AnalyzeColumnCommand Logical Command¶
AnalyzeColumnCommand
is a logical command to represent AnalyzeColumn logical operator.
AnalyzeColumnCommand
is not supported on views (unless they are cached).
Creating Instance¶
AnalyzeColumnCommand
takes the following to be created:
- Table
- Column Names
-
allColumns
Flag
AnalyzeColumnCommand
is created when:
- ResolveSessionCatalog logical resolution rule is executed (to resolve an AnalyzeColumn)
Executing Command¶
RunnableCommand
run(
sparkSession: SparkSession): Seq[Row]
run
is part of RunnableCommand abstraction.
run
calculates the following statistics:
sizeInBytes
- stats for each column
Computing Statistics for Specified Columns¶
computeColumnStats(
sparkSession: SparkSession,
tableIdent: TableIdentifier,
columnNames: Seq[String]): (Long, Map[String, ColumnStat])
computeColumnStats
...FIXME
Computing Percentiles¶
computePercentiles(
attributesToAnalyze: Seq[Attribute],
sparkSession: SparkSession,
relation: LogicalPlan): AttributeMap[ArrayData]
computePercentiles
...FIXME
analyzeColumnInCatalog¶
analyzeColumnInCatalog(
sparkSession: SparkSession): Unit
analyzeColumnInCatalog
requests the SessionCatalog for getTableMetadata of the table.
For VIEW
catalog tables, analyzeColumnInCatalog
analyzes the columnNames if it's a cached view (or throws an AnalysisException).
For EXTERNAL
and MANAGED
catalog tables, analyzeColumnInCatalog
getColumnsToAnalyze for the columnNames.
analyzeColumnInCatalog
computeColumnStats for the columnNames.
analyzeColumnInCatalog
converts the column stats to CatalogColumnStat.
analyzeColumnInCatalog
creates a CatalogStatistics with the following:
Property | Value |
---|---|
sizeInBytes | calculateTotalSize |
rowCount | computeColumnStats |
colStats | CatalogStatistics with the new CatalogColumnStats applied |
In the end, analyzeColumnInCatalog
requests the SessionCatalog to alter the table with the new CatalogStatistics.
AnalysisException¶
analyzeColumnInCatalog
throws the following AnalysisException
unless the catalog view is cached:
ANALYZE TABLE is not supported on views.
Demo¶
AnalyzeColumnCommand
can generate column histograms when spark.sql.statistics.histogram.enabled configuration property is enabled. AnalyzeColumnCommand
supports column histograms for the following data types:
IntegralType
DecimalType
DoubleType
FloatType
DateType
TimestampType
// ./bin/spark-shell --conf spark.sql.statistics.histogram.enabled=true
// Use the above example to set up the environment
// Make sure that ANALYZE TABLE COMPUTE STATISTICS FOR COLUMNS was run with histogram enabled
// There are 254 bins by default
// Use spark.sql.statistics.histogram.numBins to control the bins
val descExtSQL = s"DESC EXTENDED $tableName p1"
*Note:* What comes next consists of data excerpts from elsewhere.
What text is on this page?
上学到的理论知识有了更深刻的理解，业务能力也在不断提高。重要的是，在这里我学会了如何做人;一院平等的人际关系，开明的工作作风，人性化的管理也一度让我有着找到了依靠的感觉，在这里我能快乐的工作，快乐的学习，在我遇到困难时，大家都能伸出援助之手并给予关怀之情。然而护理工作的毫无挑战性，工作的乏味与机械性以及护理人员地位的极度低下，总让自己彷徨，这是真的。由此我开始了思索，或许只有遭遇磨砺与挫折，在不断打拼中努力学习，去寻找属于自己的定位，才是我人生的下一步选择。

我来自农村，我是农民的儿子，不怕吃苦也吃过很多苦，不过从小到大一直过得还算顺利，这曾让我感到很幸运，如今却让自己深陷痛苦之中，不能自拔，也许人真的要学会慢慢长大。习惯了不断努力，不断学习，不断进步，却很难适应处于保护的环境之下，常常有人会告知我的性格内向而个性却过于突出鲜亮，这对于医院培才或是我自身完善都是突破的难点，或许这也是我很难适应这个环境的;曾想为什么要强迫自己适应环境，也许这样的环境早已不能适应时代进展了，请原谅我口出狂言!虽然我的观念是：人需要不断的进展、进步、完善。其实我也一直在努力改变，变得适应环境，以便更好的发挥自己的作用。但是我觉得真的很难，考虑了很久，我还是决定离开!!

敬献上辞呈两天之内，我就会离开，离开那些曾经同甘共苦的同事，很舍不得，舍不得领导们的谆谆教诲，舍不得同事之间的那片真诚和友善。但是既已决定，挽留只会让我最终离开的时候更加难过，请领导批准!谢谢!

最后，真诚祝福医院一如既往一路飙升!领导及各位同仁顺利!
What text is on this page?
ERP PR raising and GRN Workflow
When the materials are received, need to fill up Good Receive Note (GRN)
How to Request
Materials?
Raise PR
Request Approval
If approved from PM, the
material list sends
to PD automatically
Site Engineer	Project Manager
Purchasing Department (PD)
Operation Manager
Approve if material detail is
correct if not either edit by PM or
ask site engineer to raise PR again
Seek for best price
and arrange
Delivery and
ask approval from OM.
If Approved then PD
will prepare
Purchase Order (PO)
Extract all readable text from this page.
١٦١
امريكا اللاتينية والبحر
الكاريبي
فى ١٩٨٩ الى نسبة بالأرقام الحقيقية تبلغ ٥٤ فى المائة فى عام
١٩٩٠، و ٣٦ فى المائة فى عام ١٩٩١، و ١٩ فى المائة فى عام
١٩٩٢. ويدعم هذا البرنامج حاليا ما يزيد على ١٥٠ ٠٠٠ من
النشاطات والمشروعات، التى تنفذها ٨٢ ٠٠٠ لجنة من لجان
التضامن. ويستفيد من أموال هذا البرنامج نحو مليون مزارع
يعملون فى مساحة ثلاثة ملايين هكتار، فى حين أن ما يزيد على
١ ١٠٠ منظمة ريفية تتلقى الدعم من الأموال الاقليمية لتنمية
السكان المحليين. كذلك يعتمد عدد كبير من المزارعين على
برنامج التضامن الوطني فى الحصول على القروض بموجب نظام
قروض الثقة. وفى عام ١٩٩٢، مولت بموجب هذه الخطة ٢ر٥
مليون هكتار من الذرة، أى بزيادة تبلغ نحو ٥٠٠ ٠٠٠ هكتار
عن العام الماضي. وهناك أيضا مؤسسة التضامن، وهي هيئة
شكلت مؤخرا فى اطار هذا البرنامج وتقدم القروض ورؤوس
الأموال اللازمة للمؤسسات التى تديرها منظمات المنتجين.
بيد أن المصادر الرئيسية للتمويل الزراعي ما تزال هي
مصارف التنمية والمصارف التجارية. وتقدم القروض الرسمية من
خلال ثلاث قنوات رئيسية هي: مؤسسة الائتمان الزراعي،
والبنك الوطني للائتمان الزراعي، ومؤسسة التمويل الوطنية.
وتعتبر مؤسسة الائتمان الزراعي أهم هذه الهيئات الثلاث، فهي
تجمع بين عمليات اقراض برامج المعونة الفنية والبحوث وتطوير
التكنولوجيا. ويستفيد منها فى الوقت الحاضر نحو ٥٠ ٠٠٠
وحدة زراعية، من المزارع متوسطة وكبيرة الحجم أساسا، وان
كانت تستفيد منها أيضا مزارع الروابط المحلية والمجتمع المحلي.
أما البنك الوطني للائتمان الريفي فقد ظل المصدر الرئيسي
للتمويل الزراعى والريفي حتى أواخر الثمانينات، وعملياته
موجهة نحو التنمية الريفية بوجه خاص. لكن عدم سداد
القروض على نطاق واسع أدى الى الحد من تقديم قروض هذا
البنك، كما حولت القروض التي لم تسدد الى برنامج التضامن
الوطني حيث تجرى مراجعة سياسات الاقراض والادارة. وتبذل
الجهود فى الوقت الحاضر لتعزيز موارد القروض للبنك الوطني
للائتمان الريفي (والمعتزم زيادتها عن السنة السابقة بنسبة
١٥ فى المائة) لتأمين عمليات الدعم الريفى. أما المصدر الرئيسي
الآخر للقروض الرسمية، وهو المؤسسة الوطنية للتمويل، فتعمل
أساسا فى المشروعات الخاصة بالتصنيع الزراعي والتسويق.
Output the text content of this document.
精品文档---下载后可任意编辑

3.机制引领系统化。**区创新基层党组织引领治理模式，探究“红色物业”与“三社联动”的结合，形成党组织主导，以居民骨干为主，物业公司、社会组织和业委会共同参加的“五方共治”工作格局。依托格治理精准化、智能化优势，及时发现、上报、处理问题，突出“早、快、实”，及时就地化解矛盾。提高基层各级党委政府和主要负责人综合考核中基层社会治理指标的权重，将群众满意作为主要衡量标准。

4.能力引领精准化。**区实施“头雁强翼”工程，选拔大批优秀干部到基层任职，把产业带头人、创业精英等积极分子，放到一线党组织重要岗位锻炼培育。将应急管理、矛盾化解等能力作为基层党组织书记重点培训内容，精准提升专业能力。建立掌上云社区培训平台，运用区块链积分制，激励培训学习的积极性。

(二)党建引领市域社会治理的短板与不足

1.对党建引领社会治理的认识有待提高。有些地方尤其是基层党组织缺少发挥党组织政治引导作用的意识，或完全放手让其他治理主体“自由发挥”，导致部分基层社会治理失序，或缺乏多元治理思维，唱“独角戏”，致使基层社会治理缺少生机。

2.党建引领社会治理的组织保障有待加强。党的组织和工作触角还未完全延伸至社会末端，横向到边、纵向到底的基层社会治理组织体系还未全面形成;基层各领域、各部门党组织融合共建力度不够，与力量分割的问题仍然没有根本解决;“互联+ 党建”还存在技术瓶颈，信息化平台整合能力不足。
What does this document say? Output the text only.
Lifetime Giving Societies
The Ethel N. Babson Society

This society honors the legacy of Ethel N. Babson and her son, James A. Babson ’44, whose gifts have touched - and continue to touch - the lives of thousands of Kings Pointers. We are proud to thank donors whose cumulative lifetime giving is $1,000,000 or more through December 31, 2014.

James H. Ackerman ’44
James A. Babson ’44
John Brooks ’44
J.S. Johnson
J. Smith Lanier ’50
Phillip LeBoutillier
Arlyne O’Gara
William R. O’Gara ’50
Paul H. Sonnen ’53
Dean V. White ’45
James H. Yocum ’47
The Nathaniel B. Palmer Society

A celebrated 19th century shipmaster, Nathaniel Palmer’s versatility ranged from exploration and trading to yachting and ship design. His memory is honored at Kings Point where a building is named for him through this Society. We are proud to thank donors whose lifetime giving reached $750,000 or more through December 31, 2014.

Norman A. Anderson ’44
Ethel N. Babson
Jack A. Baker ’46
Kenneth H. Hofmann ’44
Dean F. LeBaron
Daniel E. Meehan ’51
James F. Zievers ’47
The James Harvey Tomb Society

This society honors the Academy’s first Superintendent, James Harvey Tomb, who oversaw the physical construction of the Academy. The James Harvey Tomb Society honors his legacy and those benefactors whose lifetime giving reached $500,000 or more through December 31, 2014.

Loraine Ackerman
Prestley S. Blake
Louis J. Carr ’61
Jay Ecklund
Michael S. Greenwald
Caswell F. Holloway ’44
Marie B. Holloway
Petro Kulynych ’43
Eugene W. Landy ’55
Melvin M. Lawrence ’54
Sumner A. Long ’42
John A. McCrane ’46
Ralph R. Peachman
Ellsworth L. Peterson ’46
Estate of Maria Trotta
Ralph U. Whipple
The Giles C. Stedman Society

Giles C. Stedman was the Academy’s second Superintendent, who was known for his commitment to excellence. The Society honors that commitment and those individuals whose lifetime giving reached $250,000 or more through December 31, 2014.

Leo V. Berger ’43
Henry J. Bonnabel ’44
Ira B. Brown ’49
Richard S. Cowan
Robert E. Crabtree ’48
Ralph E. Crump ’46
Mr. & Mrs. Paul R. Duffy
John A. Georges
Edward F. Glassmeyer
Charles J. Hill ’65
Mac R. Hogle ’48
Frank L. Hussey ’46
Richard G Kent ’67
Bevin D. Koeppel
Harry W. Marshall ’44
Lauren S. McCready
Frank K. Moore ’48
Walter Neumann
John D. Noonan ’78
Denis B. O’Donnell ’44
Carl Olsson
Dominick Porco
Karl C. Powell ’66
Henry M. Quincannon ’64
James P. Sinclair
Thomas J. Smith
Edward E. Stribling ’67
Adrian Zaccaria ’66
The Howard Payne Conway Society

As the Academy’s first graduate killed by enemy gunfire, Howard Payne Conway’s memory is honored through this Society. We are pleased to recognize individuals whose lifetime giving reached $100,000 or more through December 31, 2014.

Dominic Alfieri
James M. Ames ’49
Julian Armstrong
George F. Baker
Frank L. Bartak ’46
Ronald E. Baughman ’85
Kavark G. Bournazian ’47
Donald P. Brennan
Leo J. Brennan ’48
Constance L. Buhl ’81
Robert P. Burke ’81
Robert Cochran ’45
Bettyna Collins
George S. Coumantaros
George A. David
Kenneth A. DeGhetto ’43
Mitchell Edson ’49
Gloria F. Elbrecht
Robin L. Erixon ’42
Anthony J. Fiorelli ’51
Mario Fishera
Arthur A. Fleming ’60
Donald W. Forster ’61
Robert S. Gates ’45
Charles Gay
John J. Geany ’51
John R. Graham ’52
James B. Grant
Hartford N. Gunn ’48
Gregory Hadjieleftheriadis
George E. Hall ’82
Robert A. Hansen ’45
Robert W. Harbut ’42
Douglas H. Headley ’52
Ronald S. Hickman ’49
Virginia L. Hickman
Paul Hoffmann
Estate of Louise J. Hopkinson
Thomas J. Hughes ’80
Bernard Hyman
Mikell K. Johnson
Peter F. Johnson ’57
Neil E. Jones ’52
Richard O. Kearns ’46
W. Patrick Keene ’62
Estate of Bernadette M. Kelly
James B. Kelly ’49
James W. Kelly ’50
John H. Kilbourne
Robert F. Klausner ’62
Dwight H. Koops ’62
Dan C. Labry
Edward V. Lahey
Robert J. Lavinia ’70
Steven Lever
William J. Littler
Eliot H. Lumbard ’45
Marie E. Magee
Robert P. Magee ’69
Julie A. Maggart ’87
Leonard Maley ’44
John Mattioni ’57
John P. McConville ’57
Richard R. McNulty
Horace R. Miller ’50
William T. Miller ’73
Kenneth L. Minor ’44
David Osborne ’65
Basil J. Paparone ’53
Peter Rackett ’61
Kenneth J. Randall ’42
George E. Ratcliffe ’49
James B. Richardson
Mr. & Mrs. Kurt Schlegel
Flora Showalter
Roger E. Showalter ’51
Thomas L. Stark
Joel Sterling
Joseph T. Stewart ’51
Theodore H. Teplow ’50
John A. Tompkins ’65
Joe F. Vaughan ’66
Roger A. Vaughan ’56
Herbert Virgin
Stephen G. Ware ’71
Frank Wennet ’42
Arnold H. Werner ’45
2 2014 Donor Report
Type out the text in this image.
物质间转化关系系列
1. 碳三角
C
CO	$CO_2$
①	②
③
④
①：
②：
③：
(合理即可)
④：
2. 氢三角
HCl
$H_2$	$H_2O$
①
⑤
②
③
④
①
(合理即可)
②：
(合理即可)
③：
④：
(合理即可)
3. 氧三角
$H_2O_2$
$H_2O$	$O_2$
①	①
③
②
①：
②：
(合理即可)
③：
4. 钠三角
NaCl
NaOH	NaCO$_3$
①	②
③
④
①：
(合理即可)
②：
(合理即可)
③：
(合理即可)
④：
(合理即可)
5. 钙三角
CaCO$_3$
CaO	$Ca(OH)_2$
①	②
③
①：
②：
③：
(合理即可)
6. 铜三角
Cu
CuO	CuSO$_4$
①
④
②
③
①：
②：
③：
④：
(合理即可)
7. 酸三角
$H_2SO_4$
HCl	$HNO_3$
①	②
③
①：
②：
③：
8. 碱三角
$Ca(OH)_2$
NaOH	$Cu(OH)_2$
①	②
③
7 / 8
scala> spark.sql(descExtSQL).show(truncate = false)
+--------------+-----------------------------------------------------+
|info_name |info_value |
+--------------+-----------------------------------------------------+
|col_name |p1 |
|data_type |double |
|comment |NULL |
|min |0.0 |
|max |1.4 |
|num_nulls |0 |
|distinct_count|2 |
|avg_col_len |8 |
|max_col_len |8 |
|histogram |height: 0.007874015748031496, num_of_bins: 254 |
|bin_0 |lower_bound: 0.0, upper_bound: 0.0, distinct_count: 1|
|bin_1 |lower_bound: 0.0, upper_bound: 0.0, distinct_count: 1|
|bin_2 |lower_bound: 0.0, upper_bound: 0.0, distinct_count: 1|
|bin_3 |lower_bound: 0.0, upper_bound: 0.0, distinct_count: 1|
|bin_4 |lower_bound: 0.0, upper_bound: 0.0, distinct_count: 1|
|bin_5 |lower_bound: 0.0, upper_bound: 0.0, distinct_count: 1|
|bin_6 |lower_bound: 0.0, upper_bound: 0.0, distinct_count: 1|
|bin_7 |lower_bound: 0.0, upper_bound: 0.0, distinct_count: 1|
|bin_8 |lower_bound: 0.0, upper_bound: 0.0, distinct_count: 1|
|bin_9 |lower_bound: 0.0, upper_bound: 0.0, distinct_count: 1|
+--------------+-----------------------------------------------------+
only showing top 20 rows
Demo¶
// Make the example reproducible
val tableName = "t1"
import org.apache.spark.sql.catalyst.TableIdentifier
val tableId = TableIdentifier(tableName)
val sessionCatalog = spark.sessionState.catalog
sessionCatalog.dropTable(tableId, ignoreIfNotExists = true, purge = true)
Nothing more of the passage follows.